Case management / key workers – 10 reasons to be cautious

Everyone is heading down this path. In all sorts of policy spheres. 

Health care, yes def. Social care, ditto. Troubled families – many similarities. 

Probably many other areas of social policy.

Invariably with limited resource got to decide who to offer key worker too, mostly we go (for obvious, resource related and pragmatic reasons) for the “high risk” group.

I remain unconvinced it will be the panacea everyone hopes for.
I hope I’m wrong. 
Here are 10 reasons for caution
1)

We overestimate importance of freq flyers, the highest risk, most frequent offenders, however you want to frame this question

2)

impactable, CAN you actually make a difference – in health context, often this group are really quite poorly and there may t be a great deal that can be done apart from increasing efficiency in use of multiple services. See the empirical evidence of “integration” here.
3)

Numbers and scale

If you want to make difference at scale – focus on big numbers. 

If you’re focusing on the top 5% you’ve got to make a giant change to make any difference in net terms at population level. 
See Roland for a neat illustration of this

Say you’ve set a target to reduce event rate (here -admissions) bu 10% in the population. 

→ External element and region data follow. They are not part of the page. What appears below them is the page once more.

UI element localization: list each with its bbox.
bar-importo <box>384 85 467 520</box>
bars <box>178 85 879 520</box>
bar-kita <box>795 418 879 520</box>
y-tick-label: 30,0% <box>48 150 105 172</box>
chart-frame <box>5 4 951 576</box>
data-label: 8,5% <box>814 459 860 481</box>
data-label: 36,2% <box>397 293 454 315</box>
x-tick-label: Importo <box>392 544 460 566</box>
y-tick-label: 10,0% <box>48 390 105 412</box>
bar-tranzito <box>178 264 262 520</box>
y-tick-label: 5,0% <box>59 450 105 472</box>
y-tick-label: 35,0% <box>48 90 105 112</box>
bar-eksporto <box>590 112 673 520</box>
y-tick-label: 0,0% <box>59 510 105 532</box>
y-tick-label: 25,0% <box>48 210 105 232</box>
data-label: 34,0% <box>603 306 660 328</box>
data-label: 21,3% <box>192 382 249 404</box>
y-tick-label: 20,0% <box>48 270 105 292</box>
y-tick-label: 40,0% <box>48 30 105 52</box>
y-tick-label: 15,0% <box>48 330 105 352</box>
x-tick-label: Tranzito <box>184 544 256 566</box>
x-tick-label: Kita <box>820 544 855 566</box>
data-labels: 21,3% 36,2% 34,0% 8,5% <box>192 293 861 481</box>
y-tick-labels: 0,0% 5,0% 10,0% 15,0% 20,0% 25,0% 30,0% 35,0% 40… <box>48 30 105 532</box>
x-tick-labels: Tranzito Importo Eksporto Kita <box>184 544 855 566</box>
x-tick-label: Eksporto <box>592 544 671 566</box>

By concentrating on the 0.5% at highest risk of admission, more than the total number of admissions in this this group would need to be avoided (107.5%).

If the next group down were the focus of an intervention (the 4.5% %of the

population at high risk), you’d need a 40% reduction in events in this group to acheive your 10% population level target- doable?

 
4)

We ignore regression to mean. 

If it was a big year last year, chances are it will be a small one next. Underscores the importance of long term evaluation.

5)

And we ignore supply induced demand. 

The more supply then in the context of unlimited demand you may pay more if you increase supply. Make sure your gate keeping is cast iron.
6)

We forget about variation due to chance. Do proper evaluations!
7)

We ignore the evidence

We implement unevaluated interventions and interventions we know don’t work.

We don’t evaluate properly

We forget to consider what’s happening in the control group in our evaluation

What about the economics, including implementation costs.
Words like “where’s the hidden troubled families national evaluation” spring to mind. My guess is that the data says its marvellous when you consider it in a simple way with no comparator, but not quite so shiny in the context of a proper robust evaluation

EVALUATE STUFF PROPERLY

Evaluate your intervention against changes in overall patterns of admission or using a control group

this paper is awesome

https://www.gov.uk/government/uploads/system/uploads/attachment_data/file/62529/TLA-1906126.pdf
8)

If you’re “screening” for something, most cases do not come from the screening process.

Neat example re diabetes. Applies in many other areas.

http://blogs.bmj.com/ebm/2016/07/26/primary-care-corner-with-geoffrey-modest-md-uspstf-diabetes-screening-misses-most-people/
9)

models are based on an assumption that interventions focus and greatest return should is in  people at greatest risk. This is erroneous

Geoffrey Rose pointed out a pitfall in this argument using hypertension over

20 years ago – most admissions come from low risk patients, and the greatest effect admissions will be made by reducing risk factors in the whole population rather than in a small group of high risk people.

(Taken from the Roland article)
In the ‘Prevention Paradox’, Rose (1985) argued that strategies which aim to reduce CVD risk in the whole population are more effective than those targeting individuals at highest risk. The ‘paradox’ is that such interventions might offer only small advantages to each individual, but can achieve large overall health gains for whole populations. 
Most cases of diabetes are not in the group that are classed as ‘high risk’. In that high risk group the individual risk is highest, but there are more cases in net terms in those at lower risk, who are obviously far greater in number. 
Same applies in pretty much any sphere.
See point 3 also
10)

Nuffield Trust Developing care for a changing population: Supporting patients with costly, complex needs 

The reflections in the discussion in the pic here may well be the same considerations that carry pertinence in other policy areas

http://www.nuffieldtrust.org.uk/publications/developing-care-changing-population-supporting-patients-costly-complex-needs


 

As I say

This stuff def applicable in health care. I’d bet a months pay also applies in other areas of social policy 

I hope I’m wrong, but I am cautious

But I’m not of a view that case management in folk at highest risk of something we want to prevent is the panacea we hope it id

Refs

High risk case management will save mega dollars?

https://gregfellpublichealth.wordpress.com/2016/05/30/119/
Commonwealth Fund Models of Care for High-Need, High-Cost Patients: An Evidence Synthesis

State of the art evidence is this one

http://www.commonwealthfund.org/publications/issue-briefs/2015/oct/care-high-need-high-cost-patients

“Overall, the evidence of impact is modest and few of these models have been widely”
There’s lots of emerging material on models for high need patient groups on the Commonwealth Fund website. Little empirical evaluation though.